You're reading: Out of German Bundestag, Marieluise Beck embarks on ‘Understanding Ukraine’

Understanding events in Ukraine can be complicated even for Ukrainians, let alone Germans.

So former German member of parliament Marieluise Beck, a politician for more than 30 years, has decided to make it her mission to educate Germans about Eastern Europe in general, and Ukraine in particular.

Some of the topics include complex chapters in Ukrainian and German history, Russian propaganda, the Nord Stream 2 gas pipeline that bypasses Ukraine, and Russia’s takeover of the Crimea peninsula in 2014.

“Many (Germans) don’t know much about Ukraine,” Beck said.

Instead, she said, some Germans still see Russia as their nation’s “strong partner.”

Beck was speaking in Kyiv during the presentation of her new Center for Liberal Modernity think tank at the International Renaissance Foundation on June 6.

After Beck left the Bundestag in 2017, where she served as a member of parliament from the Alliance ’90/The Greens group, she co-founded the nongovernmental organization with her husband and former German politician Ralf Fücks. The Berlin-based group is called the Zentrum Liberale Moderne, or LibMod.

The organization has a strong agenda of opposing Kremlin’s aggressive and anti-democratic policies. The group has launched a German-language website, called Understanding Ukraine, where it publishes stories and expert opinions on Ukraine.

“We need a platform where people in Germany get information that is not propaganda,” she said, especially to counter Russian propaganda that has infiltrated Germany.
Beck hopes to have the platform translated into Ukrainian and Russian “to build a bridge” among people who favor democracy.

Apart from that, the group holds roundtables and other events. The first conference in March was dedicated to the Kremlin’s influence on Europe.
Ukraine has a lot at stake in winning over German public opinion to its side.

Germany, with 83 million people, is Europe’s most powerful economy.
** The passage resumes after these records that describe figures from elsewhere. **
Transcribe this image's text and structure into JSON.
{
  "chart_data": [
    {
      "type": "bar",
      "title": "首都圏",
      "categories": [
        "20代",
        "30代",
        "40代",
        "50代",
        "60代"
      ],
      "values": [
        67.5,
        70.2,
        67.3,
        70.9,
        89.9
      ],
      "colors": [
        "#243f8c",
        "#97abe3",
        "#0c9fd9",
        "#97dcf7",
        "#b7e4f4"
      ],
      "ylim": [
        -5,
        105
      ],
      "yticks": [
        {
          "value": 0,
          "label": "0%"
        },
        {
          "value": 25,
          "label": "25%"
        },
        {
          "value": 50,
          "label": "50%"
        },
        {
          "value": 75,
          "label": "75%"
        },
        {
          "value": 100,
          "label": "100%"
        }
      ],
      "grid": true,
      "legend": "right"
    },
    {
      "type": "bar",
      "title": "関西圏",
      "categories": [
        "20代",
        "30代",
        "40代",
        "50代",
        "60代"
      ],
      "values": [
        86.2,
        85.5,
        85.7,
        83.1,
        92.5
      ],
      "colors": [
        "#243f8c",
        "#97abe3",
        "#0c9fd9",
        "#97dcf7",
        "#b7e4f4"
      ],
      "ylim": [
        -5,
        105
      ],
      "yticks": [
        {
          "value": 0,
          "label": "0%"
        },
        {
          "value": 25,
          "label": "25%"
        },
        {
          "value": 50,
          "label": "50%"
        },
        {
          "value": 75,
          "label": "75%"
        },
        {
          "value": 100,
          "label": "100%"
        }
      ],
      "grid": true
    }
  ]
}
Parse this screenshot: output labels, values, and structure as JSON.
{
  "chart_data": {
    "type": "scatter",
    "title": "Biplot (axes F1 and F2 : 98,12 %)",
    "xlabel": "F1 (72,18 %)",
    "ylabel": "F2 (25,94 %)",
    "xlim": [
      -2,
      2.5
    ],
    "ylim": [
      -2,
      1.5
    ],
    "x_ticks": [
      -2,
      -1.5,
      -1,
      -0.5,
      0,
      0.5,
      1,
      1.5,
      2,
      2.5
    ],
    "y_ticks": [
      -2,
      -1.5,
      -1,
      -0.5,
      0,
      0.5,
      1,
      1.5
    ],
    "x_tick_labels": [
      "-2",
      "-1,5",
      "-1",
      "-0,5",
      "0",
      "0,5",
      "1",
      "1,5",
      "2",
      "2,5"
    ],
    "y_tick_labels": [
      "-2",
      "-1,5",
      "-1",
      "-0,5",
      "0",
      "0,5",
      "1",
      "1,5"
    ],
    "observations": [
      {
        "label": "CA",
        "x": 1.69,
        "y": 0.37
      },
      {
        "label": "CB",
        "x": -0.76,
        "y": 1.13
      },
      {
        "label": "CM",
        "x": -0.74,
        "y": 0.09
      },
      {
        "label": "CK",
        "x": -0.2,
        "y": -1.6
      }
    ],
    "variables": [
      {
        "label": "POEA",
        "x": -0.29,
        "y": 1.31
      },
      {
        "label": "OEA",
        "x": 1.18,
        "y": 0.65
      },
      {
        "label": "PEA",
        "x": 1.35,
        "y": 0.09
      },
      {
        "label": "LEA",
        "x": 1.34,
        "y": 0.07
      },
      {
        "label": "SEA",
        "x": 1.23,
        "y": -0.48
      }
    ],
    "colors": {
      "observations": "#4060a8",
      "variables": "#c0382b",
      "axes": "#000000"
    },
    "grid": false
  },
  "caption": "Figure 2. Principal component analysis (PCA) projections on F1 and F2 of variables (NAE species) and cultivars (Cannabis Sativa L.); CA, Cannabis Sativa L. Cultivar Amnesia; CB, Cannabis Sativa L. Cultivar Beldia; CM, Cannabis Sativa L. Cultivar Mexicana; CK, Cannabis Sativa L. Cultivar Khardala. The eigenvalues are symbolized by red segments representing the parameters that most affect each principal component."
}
Politically, Chancellor Angela Merkel has played a key role in trying to bring an end to Russia’s war against Ukraine since 2014, and in urging Ukraine to combat corruption and speed up its transition to a democratic and free-market society.

Beck has been one of Ukraine’s best friends in the process, doling out support but also criticism as she sees fit.

She hosted a well-received lecture last year by Yale historian Timothy Snyder in the German Bundestag on June 20, 2017. Snyder spoke on Germany’s historical responsibility towards Ukraine. At the time, Beck was a member of German Green party’s parliamentary faction.

Beck also cooperated with International Renaissance Foundation to screen a movie about filmmaker Oleg Sentsov, now a political prisoner in Russia for his opposition to Russia’s invasion and occupation of the Ukrainian territory of Crimea.

The movie about Sentsov also tells the story of Crimean Tatars. “Nobody knows they were deported by (Josef) Stalin,” Beck said, referring to the forced deportations of Crimean Tatars from the peninsula in 1944.

Tamila Tasheva, a co-founder and coordinator of public organization Crimea SOS, visited several screenings of movie “Process” in Germany. It’s often followed by a discussion about the Crimean people’s history.

But Tasheva said raising awareness about Russia’s aggression against Ukraine was a difficult task. She said that locals would come just to see the movie, and their knowledge about Ukrainian political prisoners is very limited.

“The world is tired of Ukraine,” Tasheva said. Local media rarely feature anything about Ukrainian political prisoners. In one screening, pro-Kremlin TV channel RT paid a visit, asking provocative questions, Tasheva recalled.

The effect of Russian propaganda has been to confuse and distract the German public, leaving them with little information about the Ukrainians held as political prisoners by Russia, according to Tasheva.

“Because of the pressure of propaganda, they miss it, and when we begin to talk about it, it is a discovery for them,” she said. “It is clear that we need, and it’s important, to work with the local German audience.”